John Ralls jralls at ceridwen.us
Mon Mar 26 18:01:25 EDT 2012


On Mar 26, 2012, at 1:31 PM, Colin Scott wrote:

> 
>> Do you know how to write automated tests -- in any language -- that 
>> accurately check the output format of an HTML page? Automated in 
>> this case means the test program decides whether the formatting is 
>> correct, no human involved. If you do, or know where I can learn 
>> that, please share.
> 
> Sadly, no.  When I was doing this sort of stuff the output was in text format rather than HTML.  I did invent a rather crude - but nonetheless effective - test rig for a very large suite of programs, including reports, where a program could be run on a standard set of inputs, and diff the output with that from a baseline run.  It wasn't very flexible, but it was pretty effective at its rather simple-minded task, and was particularly helpful for regression testing ...
> 
>> The reports module doesn't have a test environment (and Guile 
>> doesn't provide one until 2.0), but the requirement is for 
>> automated tests that report success or failure to make check.
> 
> known data + known input = known output!
> 
> If something like Guile didn't provide the test facilities I needed, my simple-minded habit was to wrap it up in some suitable envelope (usually a shell script, but occsionally some Perl or similar!), and examine the outputs as in the "equation" above!  My guess is that for this task at any rate you don't think kludgey enough!  :-)

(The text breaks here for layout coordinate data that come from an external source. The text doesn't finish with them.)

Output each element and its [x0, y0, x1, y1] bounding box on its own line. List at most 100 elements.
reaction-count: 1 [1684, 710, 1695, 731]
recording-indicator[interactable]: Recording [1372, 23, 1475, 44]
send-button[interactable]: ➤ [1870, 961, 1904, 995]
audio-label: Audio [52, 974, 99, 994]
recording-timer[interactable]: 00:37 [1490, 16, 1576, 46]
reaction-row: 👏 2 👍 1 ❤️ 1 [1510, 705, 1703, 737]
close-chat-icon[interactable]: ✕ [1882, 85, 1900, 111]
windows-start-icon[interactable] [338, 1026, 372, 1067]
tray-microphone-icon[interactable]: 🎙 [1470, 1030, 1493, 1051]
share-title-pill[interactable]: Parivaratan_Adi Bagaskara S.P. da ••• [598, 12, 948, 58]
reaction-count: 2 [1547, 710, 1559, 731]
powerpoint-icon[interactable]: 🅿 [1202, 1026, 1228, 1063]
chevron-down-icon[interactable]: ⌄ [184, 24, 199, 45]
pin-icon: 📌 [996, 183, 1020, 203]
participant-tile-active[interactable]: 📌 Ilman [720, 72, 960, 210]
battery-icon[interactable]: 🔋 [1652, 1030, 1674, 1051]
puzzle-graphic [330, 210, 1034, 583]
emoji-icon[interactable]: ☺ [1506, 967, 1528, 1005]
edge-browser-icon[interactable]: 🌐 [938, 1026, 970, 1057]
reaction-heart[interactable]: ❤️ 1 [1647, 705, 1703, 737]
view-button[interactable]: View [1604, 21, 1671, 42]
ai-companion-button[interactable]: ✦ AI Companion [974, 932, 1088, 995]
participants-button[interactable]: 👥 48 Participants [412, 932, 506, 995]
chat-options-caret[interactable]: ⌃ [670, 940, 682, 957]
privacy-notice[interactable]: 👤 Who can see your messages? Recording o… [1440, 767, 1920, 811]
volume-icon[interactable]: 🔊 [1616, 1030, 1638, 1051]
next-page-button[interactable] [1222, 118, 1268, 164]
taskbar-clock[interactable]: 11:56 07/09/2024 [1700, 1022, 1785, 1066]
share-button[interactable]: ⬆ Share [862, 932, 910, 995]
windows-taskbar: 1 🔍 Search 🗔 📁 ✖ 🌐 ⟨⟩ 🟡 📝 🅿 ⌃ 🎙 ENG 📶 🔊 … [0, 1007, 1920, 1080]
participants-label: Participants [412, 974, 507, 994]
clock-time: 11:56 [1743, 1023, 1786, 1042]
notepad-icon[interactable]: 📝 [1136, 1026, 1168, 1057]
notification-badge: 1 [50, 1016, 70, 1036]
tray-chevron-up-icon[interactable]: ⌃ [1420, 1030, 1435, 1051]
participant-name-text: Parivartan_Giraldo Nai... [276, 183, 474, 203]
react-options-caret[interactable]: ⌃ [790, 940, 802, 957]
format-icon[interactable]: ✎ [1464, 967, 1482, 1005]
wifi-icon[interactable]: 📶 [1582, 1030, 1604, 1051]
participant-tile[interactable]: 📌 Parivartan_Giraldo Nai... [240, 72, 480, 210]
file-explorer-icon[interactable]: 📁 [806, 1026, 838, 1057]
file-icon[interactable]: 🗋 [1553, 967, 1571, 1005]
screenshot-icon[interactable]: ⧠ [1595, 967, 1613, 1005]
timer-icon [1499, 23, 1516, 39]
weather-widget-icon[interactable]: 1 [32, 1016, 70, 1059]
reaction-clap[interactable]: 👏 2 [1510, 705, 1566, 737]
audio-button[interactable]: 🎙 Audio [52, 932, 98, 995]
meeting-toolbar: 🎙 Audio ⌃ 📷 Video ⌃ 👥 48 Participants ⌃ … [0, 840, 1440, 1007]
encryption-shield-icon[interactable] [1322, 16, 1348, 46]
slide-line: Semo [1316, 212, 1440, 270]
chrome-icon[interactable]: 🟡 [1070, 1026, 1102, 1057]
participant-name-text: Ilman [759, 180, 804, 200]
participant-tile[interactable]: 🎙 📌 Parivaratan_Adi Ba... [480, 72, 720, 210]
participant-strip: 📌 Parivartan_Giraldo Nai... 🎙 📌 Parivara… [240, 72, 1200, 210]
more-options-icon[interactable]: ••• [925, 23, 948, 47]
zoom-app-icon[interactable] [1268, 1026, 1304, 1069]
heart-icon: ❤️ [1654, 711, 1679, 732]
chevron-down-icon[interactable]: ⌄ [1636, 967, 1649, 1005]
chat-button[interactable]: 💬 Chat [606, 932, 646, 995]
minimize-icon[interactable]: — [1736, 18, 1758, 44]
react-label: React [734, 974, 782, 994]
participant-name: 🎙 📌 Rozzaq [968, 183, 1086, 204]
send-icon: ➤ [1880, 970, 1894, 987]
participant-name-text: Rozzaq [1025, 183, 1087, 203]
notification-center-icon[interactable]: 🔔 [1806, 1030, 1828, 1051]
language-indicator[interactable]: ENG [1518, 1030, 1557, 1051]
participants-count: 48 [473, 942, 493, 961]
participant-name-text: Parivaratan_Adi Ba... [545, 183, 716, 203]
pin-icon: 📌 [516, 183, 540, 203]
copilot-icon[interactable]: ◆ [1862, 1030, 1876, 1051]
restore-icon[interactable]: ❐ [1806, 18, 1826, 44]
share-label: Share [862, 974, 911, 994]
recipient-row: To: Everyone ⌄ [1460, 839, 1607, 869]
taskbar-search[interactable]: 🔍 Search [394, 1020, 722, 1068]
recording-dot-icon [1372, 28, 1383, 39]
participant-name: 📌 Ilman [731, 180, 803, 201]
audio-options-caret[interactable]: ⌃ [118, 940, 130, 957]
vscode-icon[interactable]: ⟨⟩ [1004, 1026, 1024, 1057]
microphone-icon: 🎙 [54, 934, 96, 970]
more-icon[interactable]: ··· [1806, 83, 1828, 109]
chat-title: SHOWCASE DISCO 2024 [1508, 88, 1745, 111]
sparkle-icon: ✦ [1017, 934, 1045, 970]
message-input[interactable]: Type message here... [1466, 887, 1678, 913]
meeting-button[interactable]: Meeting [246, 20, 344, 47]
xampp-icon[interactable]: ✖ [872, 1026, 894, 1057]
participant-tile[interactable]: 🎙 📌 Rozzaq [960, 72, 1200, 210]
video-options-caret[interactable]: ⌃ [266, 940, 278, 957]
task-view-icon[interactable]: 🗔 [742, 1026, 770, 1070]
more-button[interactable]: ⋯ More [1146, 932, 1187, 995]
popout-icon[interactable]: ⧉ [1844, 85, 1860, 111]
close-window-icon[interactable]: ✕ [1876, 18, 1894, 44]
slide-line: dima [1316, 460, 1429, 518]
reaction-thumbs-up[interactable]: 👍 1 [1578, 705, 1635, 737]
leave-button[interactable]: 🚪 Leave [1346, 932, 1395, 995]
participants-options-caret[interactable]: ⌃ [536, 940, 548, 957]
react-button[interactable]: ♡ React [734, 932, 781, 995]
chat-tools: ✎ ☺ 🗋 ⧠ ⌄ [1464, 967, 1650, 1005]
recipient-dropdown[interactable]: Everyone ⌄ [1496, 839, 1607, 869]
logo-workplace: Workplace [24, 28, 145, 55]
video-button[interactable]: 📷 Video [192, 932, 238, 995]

You're getting hung up on Guile. For the HTML output, the test can use any reasonable (meaning runnable in an autotools build environment), but no matter.

The real problem with that is that you demanded format tests, not content tests. Content tests are relatively easy: compare the output text with the expected text, as you say. Format tests (e.g., Is the margin right? Does the paragraph wrap at the right place? Do the columns line up correctly?) are much more difficult without human intervention -- and tests that require human intervention tend not to get run.